Magnolia ★★★

This review may contain spoilers. I can handle the truth.

This review may contain spoilers.

Magnolia reminded me a lot of Game of Thrones Season 8. The film crumbles under the weight of its own ambition, and the narrative does not know how to tidy up the sprawling, awe-inspiring threads that started but can’t seem to find a way to end.

I was impressed by the style of editing that constantly cut from scene to scene without any sense of closure – it kept me on the edge of my seat. I was also moved by the emotional swells and decrescendos, largely showing the pains of failing in relationships or the pains of saying goodbye to your past or loved ones.

But the frogs. The damn frogs. The story chose an easy way out by turning the dense first 2.5 hours of the movie into a laughingstock, introducing a ha-ha oh-so-ridiculous twist to lighten the mood. What to do with the brutality of life? Throw a lot of bloody frogs into the mix and cue the cheerful guitar song! Life is ridiculous! The significance of the movie’s entire buildup collapsed with this nonsensical “happening.” The film conveniently borrows the idea that weird things happen by chance in order to hastily shut down the whole mosaic of stories. It’s like making Daenerys suddenly burn down King’s Landing for no reason.

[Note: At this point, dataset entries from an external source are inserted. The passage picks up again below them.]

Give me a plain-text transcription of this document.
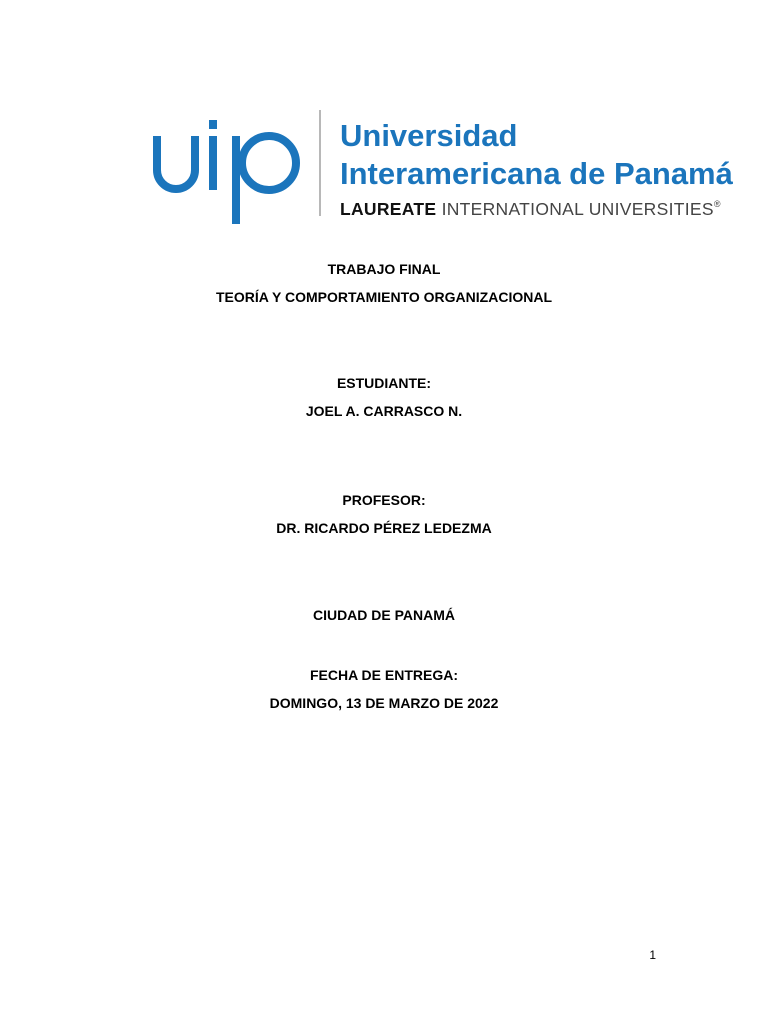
Universidad
Interamericana de Panamá
LAUREATE INTERNATIONAL UNIVERSITIES®
TRABAJO FINAL
TEORÍA Y COMPORTAMIENTO ORGANIZACIONAL
ESTUDIANTE:
JOEL A. CARRASCO N.
PROFESOR:
DR. RICARDO PÉREZ LEDEZMA
CIUDAD DE PANAMÁ
FECHA DE ENTREGA:
DOMINGO, 13 DE MARZO DE 2022
1
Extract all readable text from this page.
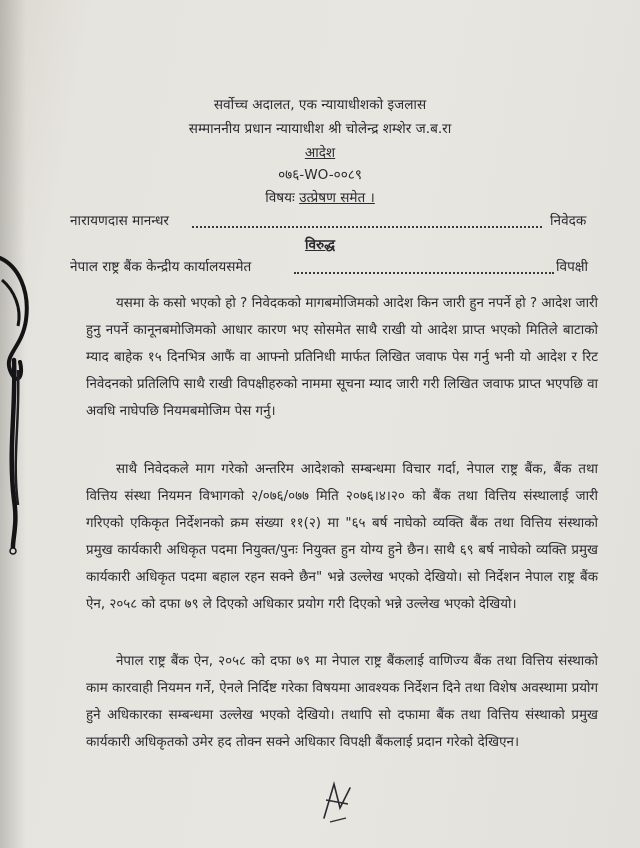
सर्वोच्च अदालत, एक न्यायाधीशको इजलास
सम्माननीय प्रधान न्यायाधीश श्री चोलेन्द्र शम्शेर ज.ब.रा
आदेश
०७६-WO-००८९
विषयः उत्प्रेषण समेत ।
नारायणदास मानन्धर	निवेदक
विरुद्ध
नेपाल राष्ट्र बैंक केन्द्रीय कार्यालयसमेत	विपक्षी
यसमा के कसो भएको हो ? निवेदकको मागबमोजिमको आदेश किन जारी हुन नपर्ने हो ? आदेश जारी हुनु नपर्ने कानूनबमोजिमको आधार कारण भए सोसमेत साथै राखी यो आदेश प्राप्त भएको मितिले बाटाको म्याद बाहेक १५ दिनभित्र आफैं वा आफ्नो प्रतिनिधी मार्फत लिखित जवाफ पेस गर्नु भनी यो आदेश र रिट निवेदनको प्रतिलिपि साथै राखी विपक्षीहरुको नाममा सूचना म्याद जारी गरी लिखित जवाफ प्राप्त भएपछि वा अवधि नाघेपछि नियमबमोजिम पेस गर्नु।
साथै निवेदकले माग गरेको अन्तरिम आदेशको सम्बन्धमा विचार गर्दा, नेपाल राष्ट्र बैंक, बैंक तथा वित्तिय संस्था नियमन विभागको २/०७६/०७७ मिति २०७६।४।२० को बैंक तथा वित्तिय संस्थालाई जारी गरिएको एकिकृत निर्देशनको क्रम संख्या ११(२) मा "६५ बर्ष नाघेको व्यक्ति बैंक तथा वित्तिय संस्थाको प्रमुख कार्यकारी अधिकृत पदमा नियुक्त/पुनः नियुक्त हुन योग्य हुने छैन। साथै ६९ बर्ष नाघेको व्यक्ति प्रमुख कार्यकारी अधिकृत पदमा बहाल रहन सक्ने छैन" भन्ने उल्लेख भएको देखियो। सो निर्देशन नेपाल राष्ट्र बैंक ऐन, २०५८ को दफा ७९ ले दिएको अधिकार प्रयोग गरी दिएको भन्ने उल्लेख भएको देखियो।
नेपाल राष्ट्र बैंक ऐन, २०५८ को दफा ७९ मा नेपाल राष्ट्र बैंकलाई वाणिज्य बैंक तथा वित्तिय संस्थाको काम कारवाही नियमन गर्ने, ऐनले निर्दिष्ट गरेका विषयमा आवश्यक निर्देशन दिने तथा विशेष अवस्थामा प्रयोग हुने अधिकारका सम्बन्धमा उल्लेख भएको देखियो। तथापि सो दफामा बैंक तथा वित्तिय संस्थाको प्रमुख कार्यकारी अधिकृतको उमेर हद तोक्न सक्ने अधिकार विपक्षी बैंकलाई प्रदान गरेको देखिएन।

Look, I liked the relentless, unforgiving cuts from character to character. The parallel narratives, camerawork, soundtrack, and wonderfully chaotic (yet realistic and effective) dialogue were great. But this epic was not able to deliver at the end.

I really prefer PTA (and all movies in general) when he hones into the intricacies of one compelling story. A cult leader and a veteran as his foil? Good. Porn stars looking to find a family and sense of purpose? Yes, this one is a great use of an ensemble cast. A lot of people in despair who are ultimately struck (double entendre intended) by frogs? Not so much.